The truth is there are plenty of economists who question the stewardship and discretion of Congress, the president, and, especially, Federal Reserve bankers. Heck, even Alan Greenspan is criticizing the fed and talking about an important role for gold these days.

Richard Nixon closes Gold Window

Lots of people, not just economists, wonder if the Fed’s promise to foster higher prices forever is really working out for ordinary folks. Millions of Americans stand to get hurt by unlimited borrowing and money creation.

Following Nixon’s final abandonment of gold redeemability in 1971, all restraint vanished.

That is why presidential candidates talk about reforms. Last week, a 53-44 majority of senators voted for the Audit the Fed bill. It wasn’t enough to defeat the Democratic filibuster, but clearly frustration with the status quo is widespread.

Proponents of unlimited money creation and politburo style management of our currency and markets are the true wingnuts.

False Claim #2: A gold standard favors the wealthy, at the expense of everyone else.

Hiltzik tells us “As far back as the 19th century, it was well understood that the ‘stability’ provided by linking currencies and exchange rates to a fixed value of gold benefited only one economic class – creditors…” In other words bankers and the wealthy, people in a position to loan money, supported gold. The move to fiat currency benefitted everyone else.

Apparently Hiltzik isn’t familiar with the origins of the Federal Reserve. It is privately held by the largest banks (i.e. lenders) in the United States. It was devised, in secret, by the most prominent bankers and politicians of the early 20th century, and they certainly didn’t do it to help the poor.

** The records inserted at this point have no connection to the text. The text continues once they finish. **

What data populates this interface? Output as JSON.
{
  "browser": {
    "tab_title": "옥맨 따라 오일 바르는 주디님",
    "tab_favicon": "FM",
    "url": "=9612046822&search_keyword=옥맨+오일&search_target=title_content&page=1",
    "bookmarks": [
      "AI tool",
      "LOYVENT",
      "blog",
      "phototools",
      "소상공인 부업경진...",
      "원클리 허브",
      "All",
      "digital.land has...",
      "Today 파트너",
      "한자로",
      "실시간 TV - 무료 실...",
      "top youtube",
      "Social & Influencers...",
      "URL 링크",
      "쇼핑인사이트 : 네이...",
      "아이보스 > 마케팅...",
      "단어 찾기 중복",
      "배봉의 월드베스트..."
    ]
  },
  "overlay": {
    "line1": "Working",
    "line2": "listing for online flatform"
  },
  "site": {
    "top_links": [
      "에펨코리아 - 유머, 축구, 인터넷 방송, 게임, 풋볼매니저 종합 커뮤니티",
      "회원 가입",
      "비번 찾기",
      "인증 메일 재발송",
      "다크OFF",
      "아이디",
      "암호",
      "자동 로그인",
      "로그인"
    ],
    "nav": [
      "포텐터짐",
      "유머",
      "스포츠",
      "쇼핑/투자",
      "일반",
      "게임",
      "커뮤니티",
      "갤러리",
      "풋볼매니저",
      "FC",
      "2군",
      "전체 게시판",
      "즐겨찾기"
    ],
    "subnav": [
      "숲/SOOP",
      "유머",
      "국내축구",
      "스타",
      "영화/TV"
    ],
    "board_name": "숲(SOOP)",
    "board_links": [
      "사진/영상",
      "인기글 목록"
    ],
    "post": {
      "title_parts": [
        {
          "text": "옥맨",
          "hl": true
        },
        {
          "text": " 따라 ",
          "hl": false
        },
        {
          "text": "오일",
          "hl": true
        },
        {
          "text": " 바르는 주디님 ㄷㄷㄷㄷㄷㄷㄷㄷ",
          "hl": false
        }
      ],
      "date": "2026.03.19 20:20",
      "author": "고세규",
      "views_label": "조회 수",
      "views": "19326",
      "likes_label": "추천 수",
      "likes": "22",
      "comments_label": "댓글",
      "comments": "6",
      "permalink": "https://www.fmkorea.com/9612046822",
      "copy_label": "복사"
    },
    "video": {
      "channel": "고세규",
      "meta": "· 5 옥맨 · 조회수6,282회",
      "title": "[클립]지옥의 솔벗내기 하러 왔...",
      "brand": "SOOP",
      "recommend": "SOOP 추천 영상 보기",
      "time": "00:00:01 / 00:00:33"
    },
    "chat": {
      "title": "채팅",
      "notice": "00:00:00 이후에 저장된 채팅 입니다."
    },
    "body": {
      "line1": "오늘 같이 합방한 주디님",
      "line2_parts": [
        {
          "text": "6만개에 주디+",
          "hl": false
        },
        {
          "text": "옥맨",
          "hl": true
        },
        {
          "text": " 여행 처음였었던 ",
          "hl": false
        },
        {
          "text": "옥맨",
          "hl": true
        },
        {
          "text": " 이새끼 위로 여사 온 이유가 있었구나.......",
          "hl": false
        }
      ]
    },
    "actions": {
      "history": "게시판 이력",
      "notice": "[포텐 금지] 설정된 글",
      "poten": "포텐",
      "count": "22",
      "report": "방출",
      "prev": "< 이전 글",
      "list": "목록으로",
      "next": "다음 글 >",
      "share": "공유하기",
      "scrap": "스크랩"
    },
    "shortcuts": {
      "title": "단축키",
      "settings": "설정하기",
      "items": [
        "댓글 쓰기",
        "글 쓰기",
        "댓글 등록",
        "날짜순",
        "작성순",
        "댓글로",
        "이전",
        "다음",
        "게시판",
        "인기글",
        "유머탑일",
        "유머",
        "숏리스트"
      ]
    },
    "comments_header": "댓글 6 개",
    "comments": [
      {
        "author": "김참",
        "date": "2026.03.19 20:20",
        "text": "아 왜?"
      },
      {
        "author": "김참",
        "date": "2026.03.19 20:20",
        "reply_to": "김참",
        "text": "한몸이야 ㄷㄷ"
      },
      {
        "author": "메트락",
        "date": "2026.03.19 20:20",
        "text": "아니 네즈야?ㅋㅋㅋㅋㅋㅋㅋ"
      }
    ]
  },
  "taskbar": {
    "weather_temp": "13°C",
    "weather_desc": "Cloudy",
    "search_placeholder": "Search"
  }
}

They did it to help themselves.

Since the formation of the Federal Reserve, the banking sector quadrupled as a percentage of GDP. Meanwhile, the wealth gap has been growing, and that trend accelerated dramatically about the time Nixon closed the gold window.

The current system is an unmitigated disaster for virtually everyone outside of Washington DC and Wall Street. Consider the following charts from Zerohedge detailing just how awful the recent trillions of dollars in money creation and unlimited expansion in government has been for Americans at large:

ZeroHedge Charts

Since Hiltzik seems to care about the common man, he should join the large and growing movement of people who want a return to sound money. The idea is so right for these times.